Puisqu’on en est encore à prouver notre humanité en tant qu’homme noir…
Si, à titre personnel, je me reconnais un peu, beaucoup, passionnément, dans chacune de ces couvertures et les interviews qui les accompagnent, je trouve surtout qu’elles permettent d’humaniser cette catégorie de personnes tant stigmatisées, mais aussi instrumentalisées, et à laquelle j’appartiens, que je le veuille ou non (c’est le propre de l’assignation à une race sociale).

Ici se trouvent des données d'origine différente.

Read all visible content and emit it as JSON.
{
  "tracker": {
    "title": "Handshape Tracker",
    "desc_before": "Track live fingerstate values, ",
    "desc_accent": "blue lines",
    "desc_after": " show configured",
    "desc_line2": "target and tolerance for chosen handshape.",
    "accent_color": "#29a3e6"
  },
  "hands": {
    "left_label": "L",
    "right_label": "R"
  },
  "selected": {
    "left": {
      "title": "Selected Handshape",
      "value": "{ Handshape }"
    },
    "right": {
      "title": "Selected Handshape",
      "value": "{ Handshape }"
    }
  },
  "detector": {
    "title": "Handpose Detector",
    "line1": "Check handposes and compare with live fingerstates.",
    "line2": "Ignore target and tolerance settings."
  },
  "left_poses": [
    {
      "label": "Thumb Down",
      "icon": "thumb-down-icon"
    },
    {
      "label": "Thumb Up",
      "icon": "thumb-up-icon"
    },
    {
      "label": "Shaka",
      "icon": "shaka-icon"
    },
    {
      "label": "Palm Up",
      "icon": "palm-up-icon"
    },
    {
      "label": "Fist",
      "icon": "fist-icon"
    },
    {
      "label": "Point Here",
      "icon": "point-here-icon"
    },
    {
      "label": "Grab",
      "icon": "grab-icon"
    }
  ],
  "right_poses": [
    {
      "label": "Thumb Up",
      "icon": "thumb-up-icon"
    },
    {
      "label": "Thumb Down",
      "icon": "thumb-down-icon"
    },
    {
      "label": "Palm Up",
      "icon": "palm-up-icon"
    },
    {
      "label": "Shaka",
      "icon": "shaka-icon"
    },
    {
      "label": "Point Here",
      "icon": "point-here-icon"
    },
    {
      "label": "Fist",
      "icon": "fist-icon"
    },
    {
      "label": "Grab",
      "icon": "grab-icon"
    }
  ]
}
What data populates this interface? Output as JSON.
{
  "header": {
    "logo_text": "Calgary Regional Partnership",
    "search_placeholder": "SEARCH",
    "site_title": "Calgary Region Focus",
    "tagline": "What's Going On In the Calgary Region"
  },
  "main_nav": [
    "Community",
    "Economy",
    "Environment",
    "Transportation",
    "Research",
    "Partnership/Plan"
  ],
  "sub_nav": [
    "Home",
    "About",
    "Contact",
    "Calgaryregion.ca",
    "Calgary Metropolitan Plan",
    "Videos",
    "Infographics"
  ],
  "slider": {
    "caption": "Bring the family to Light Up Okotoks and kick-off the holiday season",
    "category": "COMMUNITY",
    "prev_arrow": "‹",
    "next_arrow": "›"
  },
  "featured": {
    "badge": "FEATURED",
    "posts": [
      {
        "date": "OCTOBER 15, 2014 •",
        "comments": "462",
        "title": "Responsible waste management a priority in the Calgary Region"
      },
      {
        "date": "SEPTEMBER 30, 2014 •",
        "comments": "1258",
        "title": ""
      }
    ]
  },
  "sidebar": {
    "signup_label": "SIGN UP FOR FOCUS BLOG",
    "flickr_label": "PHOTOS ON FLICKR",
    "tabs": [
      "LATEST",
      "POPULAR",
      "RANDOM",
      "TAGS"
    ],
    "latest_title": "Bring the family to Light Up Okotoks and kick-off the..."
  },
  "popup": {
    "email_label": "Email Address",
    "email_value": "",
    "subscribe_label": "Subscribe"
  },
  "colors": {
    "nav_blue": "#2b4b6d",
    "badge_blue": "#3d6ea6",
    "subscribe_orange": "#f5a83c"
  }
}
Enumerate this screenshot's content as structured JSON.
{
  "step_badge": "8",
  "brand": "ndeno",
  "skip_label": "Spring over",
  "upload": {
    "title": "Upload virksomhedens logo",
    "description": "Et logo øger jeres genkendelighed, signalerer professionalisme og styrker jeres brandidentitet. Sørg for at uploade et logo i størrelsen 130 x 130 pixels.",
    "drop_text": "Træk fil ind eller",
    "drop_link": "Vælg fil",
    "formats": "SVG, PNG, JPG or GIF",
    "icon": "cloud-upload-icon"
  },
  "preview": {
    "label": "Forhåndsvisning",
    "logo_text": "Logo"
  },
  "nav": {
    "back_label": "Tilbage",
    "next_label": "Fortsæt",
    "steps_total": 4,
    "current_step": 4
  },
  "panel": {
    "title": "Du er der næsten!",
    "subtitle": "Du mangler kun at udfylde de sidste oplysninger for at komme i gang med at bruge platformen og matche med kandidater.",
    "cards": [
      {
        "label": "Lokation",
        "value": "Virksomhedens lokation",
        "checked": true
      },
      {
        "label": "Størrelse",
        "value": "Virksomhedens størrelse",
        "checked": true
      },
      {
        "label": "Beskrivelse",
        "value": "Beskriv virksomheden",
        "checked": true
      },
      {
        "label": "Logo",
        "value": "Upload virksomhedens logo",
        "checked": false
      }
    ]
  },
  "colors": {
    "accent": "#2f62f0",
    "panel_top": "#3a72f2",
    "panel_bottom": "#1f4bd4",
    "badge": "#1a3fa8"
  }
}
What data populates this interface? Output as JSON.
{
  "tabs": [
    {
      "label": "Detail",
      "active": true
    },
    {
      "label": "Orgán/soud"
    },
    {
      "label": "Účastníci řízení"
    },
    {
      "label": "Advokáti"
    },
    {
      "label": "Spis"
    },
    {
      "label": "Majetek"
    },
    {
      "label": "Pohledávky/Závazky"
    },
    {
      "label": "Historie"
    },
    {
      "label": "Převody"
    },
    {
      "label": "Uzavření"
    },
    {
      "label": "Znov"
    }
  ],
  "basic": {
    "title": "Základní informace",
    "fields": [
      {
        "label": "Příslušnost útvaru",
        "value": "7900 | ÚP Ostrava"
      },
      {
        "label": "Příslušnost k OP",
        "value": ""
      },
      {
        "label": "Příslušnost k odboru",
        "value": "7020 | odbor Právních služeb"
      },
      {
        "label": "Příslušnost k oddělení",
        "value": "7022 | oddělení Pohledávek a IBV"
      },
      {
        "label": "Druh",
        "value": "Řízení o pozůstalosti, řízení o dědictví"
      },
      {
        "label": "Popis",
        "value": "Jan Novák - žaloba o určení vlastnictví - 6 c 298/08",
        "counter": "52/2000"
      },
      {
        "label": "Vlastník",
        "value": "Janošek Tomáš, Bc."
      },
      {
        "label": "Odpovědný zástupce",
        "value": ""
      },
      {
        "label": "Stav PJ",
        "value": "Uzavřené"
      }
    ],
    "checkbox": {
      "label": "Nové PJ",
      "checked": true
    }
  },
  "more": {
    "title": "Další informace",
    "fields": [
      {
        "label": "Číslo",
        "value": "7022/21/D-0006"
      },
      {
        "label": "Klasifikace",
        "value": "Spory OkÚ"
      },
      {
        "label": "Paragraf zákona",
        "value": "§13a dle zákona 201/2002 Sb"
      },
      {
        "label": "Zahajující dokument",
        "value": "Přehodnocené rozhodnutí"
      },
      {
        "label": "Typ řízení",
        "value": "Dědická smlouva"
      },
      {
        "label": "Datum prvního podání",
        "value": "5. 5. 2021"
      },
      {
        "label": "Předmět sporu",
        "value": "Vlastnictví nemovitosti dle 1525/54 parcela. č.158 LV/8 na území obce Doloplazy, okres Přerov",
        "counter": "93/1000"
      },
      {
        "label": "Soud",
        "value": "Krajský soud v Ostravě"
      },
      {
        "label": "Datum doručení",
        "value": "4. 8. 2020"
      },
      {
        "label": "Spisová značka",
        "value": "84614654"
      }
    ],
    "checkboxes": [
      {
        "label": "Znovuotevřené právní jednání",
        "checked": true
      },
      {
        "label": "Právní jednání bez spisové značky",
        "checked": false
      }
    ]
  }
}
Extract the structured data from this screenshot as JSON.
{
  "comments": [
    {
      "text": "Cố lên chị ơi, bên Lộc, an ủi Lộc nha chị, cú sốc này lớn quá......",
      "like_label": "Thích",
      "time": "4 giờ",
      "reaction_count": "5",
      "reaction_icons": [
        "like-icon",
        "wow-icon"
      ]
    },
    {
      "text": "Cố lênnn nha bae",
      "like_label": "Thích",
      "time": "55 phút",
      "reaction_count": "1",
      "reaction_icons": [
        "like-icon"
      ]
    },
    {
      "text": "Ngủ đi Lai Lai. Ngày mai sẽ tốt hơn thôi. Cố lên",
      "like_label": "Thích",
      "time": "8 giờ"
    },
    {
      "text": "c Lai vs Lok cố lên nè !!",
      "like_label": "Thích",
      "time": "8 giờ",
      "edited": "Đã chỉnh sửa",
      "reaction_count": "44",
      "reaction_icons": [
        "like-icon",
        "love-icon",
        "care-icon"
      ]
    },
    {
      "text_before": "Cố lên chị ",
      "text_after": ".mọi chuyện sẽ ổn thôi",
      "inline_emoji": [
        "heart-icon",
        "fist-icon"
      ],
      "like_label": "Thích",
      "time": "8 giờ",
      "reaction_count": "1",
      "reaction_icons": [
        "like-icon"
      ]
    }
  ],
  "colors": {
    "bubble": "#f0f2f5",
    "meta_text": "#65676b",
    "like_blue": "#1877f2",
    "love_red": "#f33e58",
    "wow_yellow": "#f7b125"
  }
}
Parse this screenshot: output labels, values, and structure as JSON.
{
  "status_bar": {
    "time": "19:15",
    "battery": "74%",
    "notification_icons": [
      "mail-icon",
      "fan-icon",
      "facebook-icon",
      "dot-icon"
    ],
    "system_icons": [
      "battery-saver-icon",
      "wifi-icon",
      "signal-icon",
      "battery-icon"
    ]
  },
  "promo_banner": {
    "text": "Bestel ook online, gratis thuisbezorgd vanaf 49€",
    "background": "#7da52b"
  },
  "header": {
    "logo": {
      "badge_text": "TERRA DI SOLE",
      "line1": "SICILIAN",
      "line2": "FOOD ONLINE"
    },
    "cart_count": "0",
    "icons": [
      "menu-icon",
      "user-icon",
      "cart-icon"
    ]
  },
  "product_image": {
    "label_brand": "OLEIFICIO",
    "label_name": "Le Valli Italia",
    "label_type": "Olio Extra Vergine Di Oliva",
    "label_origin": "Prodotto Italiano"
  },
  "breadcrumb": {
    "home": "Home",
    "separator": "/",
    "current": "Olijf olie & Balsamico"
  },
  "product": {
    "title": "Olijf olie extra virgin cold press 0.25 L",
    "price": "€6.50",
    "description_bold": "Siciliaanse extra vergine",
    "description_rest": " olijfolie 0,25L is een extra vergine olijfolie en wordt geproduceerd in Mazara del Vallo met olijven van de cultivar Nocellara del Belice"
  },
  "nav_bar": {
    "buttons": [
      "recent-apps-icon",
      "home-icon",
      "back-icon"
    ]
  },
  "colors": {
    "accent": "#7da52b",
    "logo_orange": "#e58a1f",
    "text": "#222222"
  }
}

Car du meurtre raciste d’Emmett Till, 14 ans, en 1955 dans l’Illinois à la mort d’Adama Traoré, le jour de son 24e anniversaire à Persan dans le Val d’Oise, en passant par George Floyd, c’est un même continuum de violences structurelles que dénonce Black Lives Matter depuis des années. Et on a vite fait d’oublier les humains derrière les gros titres, les chiffres, les carrés noirs et les hashtags vains sur Instagram.
Au-delà des morts et des visages tuméfiés, ces cover-stories pleines de dignité et de sensibilité contribuent donc à nous montrer dans la complexité qui fonde notre humanité. Vivement qu’on n’ait plus besoin de la prouver…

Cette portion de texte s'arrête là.